En estas páginas virtuales y volanderas hemos ironizado a menudo sobre el mutismo y la pasividad de la monarquía frente a las hordas separatistas. Sin embargo, hoy tenemos que reconocer el innegable mérito de Felipe VI, el acierto de haberse atrevido a dar aquel discurso del 3 de octubre que forzó a las muy remolonas instancias del Estado a ejercer esa autoridad que tanto les quema en los dedos. Su discurso no fue gran cosa, resultó más bien tibio y confuso, pero al menos se emitió y puso en evidencia la inacción de unos y la felonía de otros. Si ahora se da un resurgimiento de la patria española, se debe a que del rey abajo, con la excepción de la casta, todos hemos reaccionado con una firmeza encomiable frente a la traición de los separatistas.
Cierto es que, por puro afán de permanencia, la monarquía sabe que difícilmente puede sobrevivir a la quiebra de la unidad histórica de España que se representa en la Corona; con la independencia de Cataluña, el trono habría quedado deslegitimado ante los españoles. Tras años de soportar encerronas, desplantes y pitadas con un irritante exceso de paciencia, Felipe VI supo asumir su papel de símbolo de una España como él humillada y ofendida por las hordas separatistas.
Está claro que los españoles somos patriotas a la desesperada. Cuando el enemigo parece a punto de darnos el tiro de gracia, nos rebelamos contra toda lógica y lo fulminamos. Así pasó con Napoleón y así ha pasado también con los histriones del parlamento catalán. El rey, como el pueblo al que representa, parece actuar de la misma manera.
Estos hechos tan lamentables de octubre han retratado a la casta política y a sus principales monigotes: Puigdemont, Junqueras, Iglesias, Sánchez, Iceta, Rajoy..., todos posaron y no han salido muy bien, precisamente. Su Majestad debería tomar nota. También convendría que analizara que medidas sectarias como la Memoria Histórica cimentan las justificaciones del independentismo y son el principal recurso ideológico de las argumentaciones de los traidores de la extrema izquierda separatista y de sus adláteres del resto de la nación española.

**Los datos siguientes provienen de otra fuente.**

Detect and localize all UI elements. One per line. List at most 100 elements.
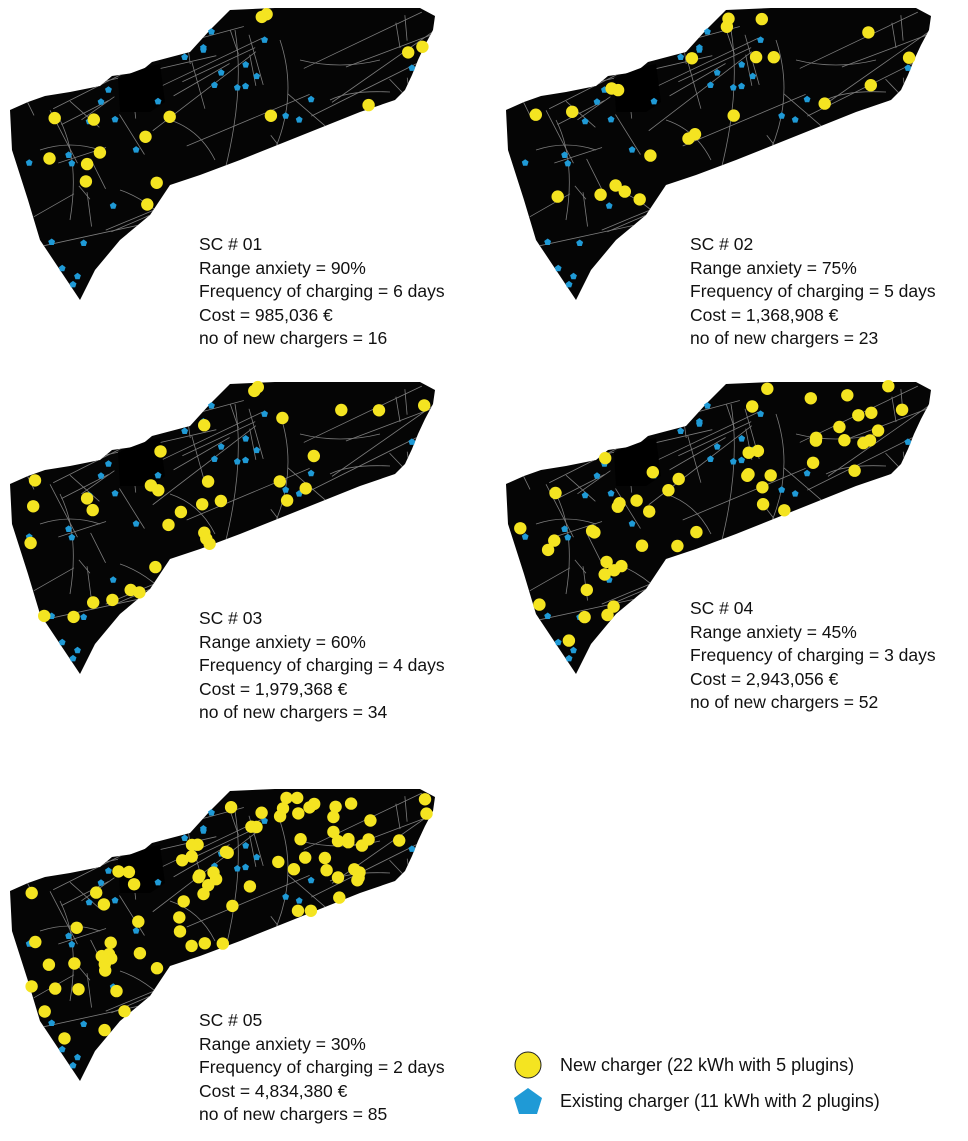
new-charger-marker — [105, 952, 118, 965]
road — [537, 597, 639, 621]
road — [799, 11, 918, 69]
road — [39, 518, 101, 525]
existing-charger-marker — [707, 81, 714, 88]
road — [244, 547, 339, 608]
road — [331, 385, 435, 477]
new-charger-marker — [418, 399, 431, 412]
existing-charger-marker — [25, 159, 33, 166]
existing-charger-marker — [74, 272, 81, 280]
road — [33, 193, 75, 218]
new-charger-marker — [273, 810, 287, 823]
existing-charger-marker — [307, 469, 315, 477]
existing-charger-marker — [132, 927, 140, 934]
existing-charger-marker — [696, 420, 703, 427]
road — [39, 925, 101, 932]
new-charger-marker — [255, 806, 268, 819]
new-charger-marker — [746, 400, 759, 413]
road — [753, 167, 842, 211]
new-charger-marker — [122, 865, 136, 879]
new-charger-marker — [344, 797, 358, 810]
road — [891, 396, 897, 423]
new-charger-marker — [852, 409, 865, 422]
road — [25, 391, 61, 428]
new-charger-marker — [548, 534, 561, 547]
existing-charger-marker — [69, 1061, 77, 1069]
new-charger-icon — [514, 1051, 542, 1079]
road — [841, 22, 931, 68]
road — [287, 93, 327, 127]
road — [303, 11, 422, 69]
existing-charger-marker — [749, 72, 757, 80]
road — [127, 1016, 142, 1075]
road — [350, 494, 385, 530]
existing-charger-marker — [628, 146, 636, 153]
road — [669, 63, 726, 97]
new-charger-marker — [742, 446, 755, 459]
road — [873, 159, 904, 205]
new-charger-marker — [778, 504, 791, 517]
road — [395, 22, 401, 49]
new-charger-marker — [287, 863, 301, 876]
new-charger-marker — [393, 834, 406, 847]
road — [687, 61, 702, 109]
existing-charger-marker — [704, 28, 711, 35]
road — [783, 467, 823, 501]
legend-new-charger-label: New charger (22 kWh with 5 plugins) — [560, 1054, 855, 1075]
new-charger-marker — [416, 40, 429, 53]
new-charger-marker — [643, 505, 656, 518]
existing-charger-marker — [253, 446, 261, 454]
new-charger-marker — [202, 879, 215, 892]
existing-charger-marker — [97, 879, 105, 886]
new-charger-marker — [756, 481, 769, 494]
road — [377, 159, 408, 205]
road — [873, 533, 904, 579]
road — [682, 468, 806, 521]
road — [395, 396, 401, 423]
road — [404, 389, 408, 415]
new-charger-marker — [841, 389, 854, 402]
existing-charger-marker — [69, 280, 77, 288]
new-charger-marker — [865, 406, 878, 419]
scenario-panel-1: SC # 01 Range anxiety = 90% Frequency of… — [0, 0, 470, 360]
road — [148, 818, 263, 874]
road — [220, 582, 241, 610]
new-charger-marker — [224, 801, 238, 814]
new-charger-marker — [29, 935, 42, 949]
new-charger-marker — [58, 1032, 71, 1045]
new-charger-marker — [862, 26, 875, 39]
road — [395, 803, 401, 830]
scenario-id: SC # 04 — [690, 598, 754, 618]
road — [644, 37, 759, 93]
new-charger-marker — [280, 494, 294, 507]
road — [582, 192, 588, 227]
district-map-1 — [10, 8, 435, 300]
road — [69, 881, 100, 909]
road — [186, 875, 310, 928]
existing-charger-marker — [904, 64, 912, 71]
road — [25, 798, 61, 835]
new-charger-marker — [690, 525, 703, 539]
scenario-caption-4: SC # 04 Range anxiety = 45% Frequency of… — [690, 597, 936, 715]
existing-charger-marker — [58, 638, 66, 646]
existing-charger-marker — [217, 69, 225, 76]
road — [554, 521, 603, 538]
road — [535, 518, 597, 525]
existing-charger-marker — [778, 112, 786, 119]
new-charger-marker — [150, 176, 163, 189]
new-charger-marker — [751, 444, 765, 458]
road — [345, 161, 372, 184]
road — [17, 271, 40, 300]
new-charger-marker — [580, 583, 593, 597]
new-charger-marker — [355, 839, 369, 852]
existing-charger-marker — [581, 491, 589, 499]
existing-charger-marker — [521, 533, 529, 540]
road — [740, 173, 835, 234]
new-charger-marker — [280, 791, 293, 805]
road — [173, 63, 230, 97]
road — [182, 421, 256, 457]
road — [792, 179, 871, 224]
new-charger-marker — [662, 484, 675, 497]
road — [902, 451, 911, 504]
road — [521, 473, 531, 490]
new-charger-marker — [95, 949, 109, 963]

Mientras la Memoria Histórica siga vigente, la unidad del Estado y la continuidad de la monarquía están amenazadas.
Esperemos que Felipe VI continúe dando tan buenos ejemplos a los españoles y haga uso de sus altas funciones para impedir que la inminente reforma de la difunta Constitución de 1978 no sea una rendición ante el separatismo.
Igual que no nos hemos mordido la lengua a la hora de condenar su afán de ser el rey de los rojos o el haber arrancado la cruz de San Andrés de su guión, hoy hemos de darle las gracias por ser la primera autoridad del Estado que se alzó para quebrar la traición de los separatistas.
Por eso hoy podemos decir para nuestro propio asombro y con un innegable matiz de autocrítica: ¡Viva el rey! Y, sobre todo, ¡Viva España!